The following six months were a masterclass in controlled demolition.
When you have ninety million dollars of venture capital money on the line and a fraud case that threatens to send everyone to federal prison, people tend to get very cooperative, very quickly.
Marcus Thorne took a plea deal. He’s currently serving eight years for securities fraud and corporate espionage. He’ll be out just in time to see Silas and me take the technology he tried to steal to heights he couldn't imagine.
Julianna… that was harder. The video evidence of her discussing my "medical acceleration" wasn't enough for a murder charge—thankfully, I’m still breathing—nhưng it was more than enough to strip her of every claim to the Sterling estate. She walked away with a modest settlement that covers a one-bedroom apartment and a used car.
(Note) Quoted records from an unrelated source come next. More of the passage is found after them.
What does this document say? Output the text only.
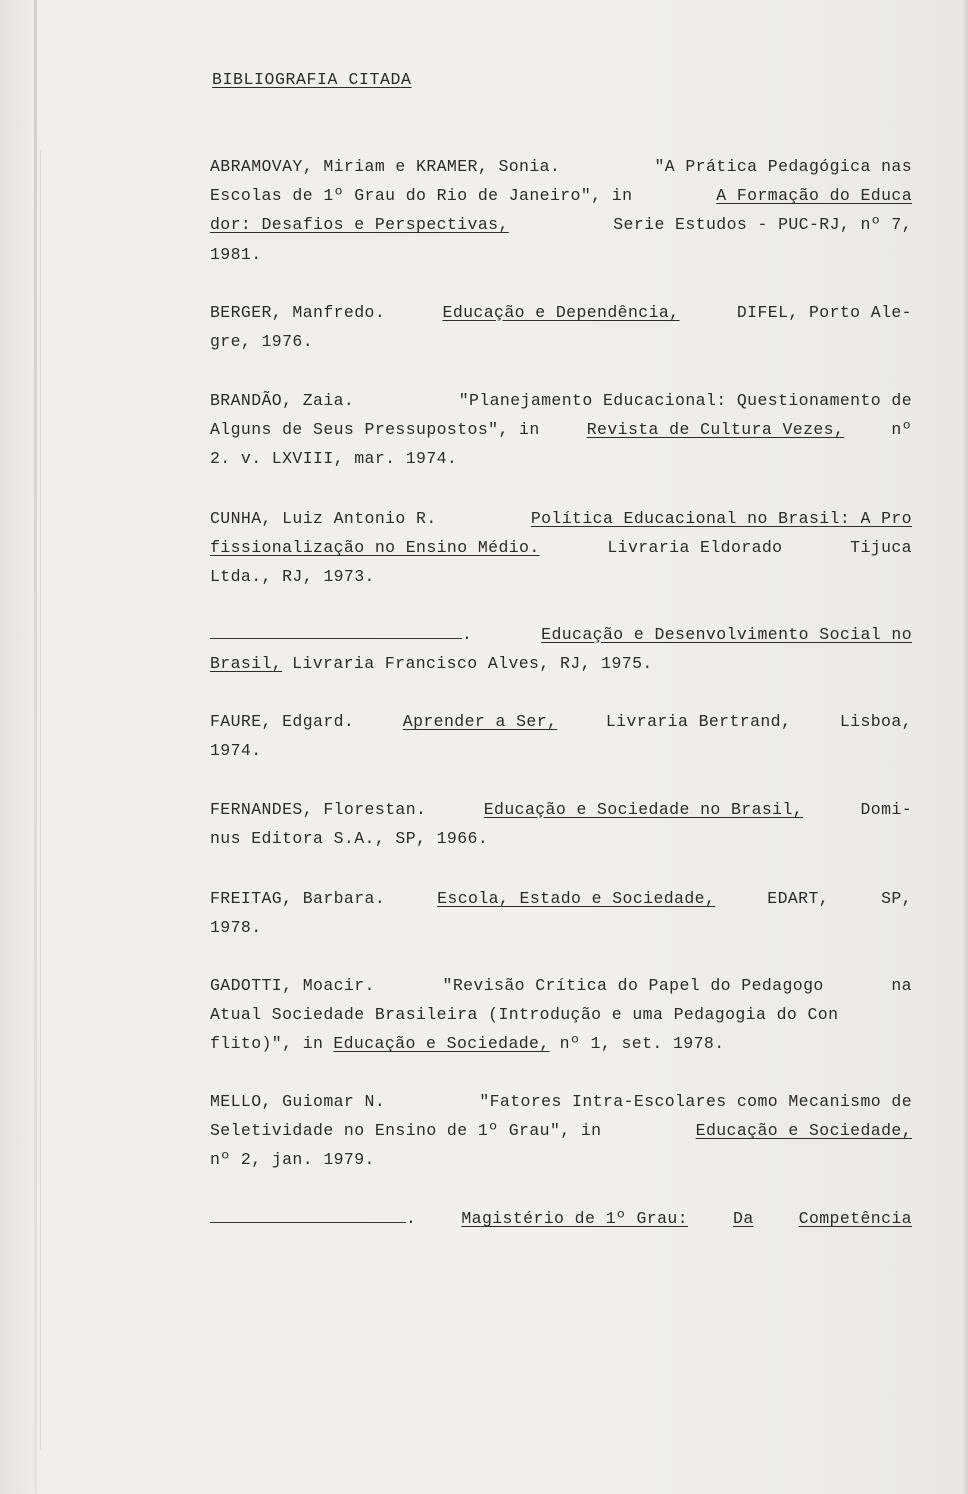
BIBLIOGRAFIA CITADA
ABRAMOVAY, Miriam e KRAMER, Sonia.	"A Prática Pedagógica nas
Escolas de 1º Grau do Rio de Janeiro", in	A Formação do Educa
dor: Desafios e Perspectivas,	Serie Estudos - PUC-RJ, nº 7,
1981.
BERGER, Manfredo.	Educação e Dependência,	DIFEL, Porto Ale-
gre, 1976.
BRANDÃO, Zaia.	"Planejamento Educacional: Questionamento de
Alguns de Seus Pressupostos", in	Revista de Cultura Vezes,	nº
2. v. LXVIII, mar. 1974.
CUNHA, Luiz Antonio R.	Política Educacional no Brasil: A Pro
fissionalização no Ensino Médio.	Livraria Eldorado	Tijuca
Ltda., RJ, 1973.
.	Educação e Desenvolvimento Social no
Brasil, Livraria Francisco Alves, RJ, 1975.
FAURE, Edgard.	Aprender a Ser,	Livraria Bertrand,	Lisboa,
1974.
FERNANDES, Florestan.	Educação e Sociedade no Brasil,	Domi-
nus Editora S.A., SP, 1966.
FREITAG, Barbara.	Escola, Estado e Sociedade,	EDART,	SP,
1978.
GADOTTI, Moacir.	"Revisão Crítica do Papel do Pedagogo	na
Atual Sociedade Brasileira (Introdução e uma Pedagogia do Con
flito)", in Educação e Sociedade, nº 1, set. 1978.
MELLO, Guiomar N.	"Fatores Intra-Escolares como Mecanismo de
Seletividade no Ensino de 1º Grau", in	Educação e Sociedade,
nº 2, jan. 1979.
.	Magistério de 1º Grau:	Da	Competência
She’s currently working as a consultant for a mid-tier real estate firm in Arizona, far away from the "Power Couple" circles she craved.
The kids took a long time to heal. Leo resigned from his firm, but with Silas’s help, we restructured his trust fund into a new venture capital firm—one that actually does due diligence. Chloe graduated from Yale and joined the Sterling Group’s philanthropic arm. Lucas stayed in school, but he spends his summers in Seattle now, learning to code from the brother he never knew he had.
As for me, my heart is fine. Turns out, the stress wasn't from the work; it was from the lies. Once the truth was out, the arrhythmia settled into a steady, quiet rhythm.
I’m standing on the balcony of my new office—not in the Sterling Heights Tower, but in a refurbished warehouse in the District. It’s the headquarters of Brennan-Sterling Systems.
"You’re brooding again," Silas said, walking out onto the balcony with two mugs of coffee.
"I’m not brooding. I’m observing," I said, taking the mug.
"Same thing," he laughed. "The launch went well, Arthur. We have six hundred thousand users on the beta. The architecture is holding up perfectly. It’s better than Atlas."
"It should be. It has a better foundation."
I looked at Silas. We still haven't done the "Father-Son" thing in a traditional way. We don't play catch or go on fishing trips. We build things. We sit in silence for hours, optimizing algorithms and debating database structures. It’s the only language we both truly speak, and it’s enough.
I think back to that gala. To the moment I dropped my badge. I thought that was the end of my life. I thought I was defending a legacy that was already dead. I didn't realize that I was actually clearing the ground for something new.
Julianna was right about one thing: I was stagnant. I was hiding in that library, waiting for a life I didn't want anymore to just… fade away. She tried to destroy me to get ahead, but all she did was wake me up.
Last week, I received a letter from Julianna. No return address, just a postmark from Phoenix.
“I saw the news about the new company,” she wrote. “He looks just like you. I wonder if he’ll ever realize that you’re only capable of loving things that are made of code. I hope the ‘Sterling’ name was worth the family you broke.”
I didn't reply. I didn't need to. Because my family isn't broken. It’s just been redesigned. It’s no longer built on the "PR images" and "social standing" Julianna valued. It’s built on truth, shared purpose, and a mutual respect that doesn't need a gala to prove its worth.
When someone shows you who they are, believe them the first time. Julianna showed me she was a parasite. Marcus showed me he was a thief. And Silas… Silas showed me that even after twenty-seven years of silence, blood and logic will find a way back together.
I took a sip of my coffee, the Seattle sun finally breaking through the clouds.
"What are you thinking about?" Silas asked.
"I’m thinking about the next version," I said. "I think we can make it even faster."
He smiled, that same arrogant, brilliant smile. "I’ve already started the draft. Come on. Let’s go to work."
I followed him back inside. I’m fifty years old, and for the first time in my life, I’m not just the man who owns the foundation. I’m the man who’s finally building a home on it.
And that is a victory that no amount of money could ever buy.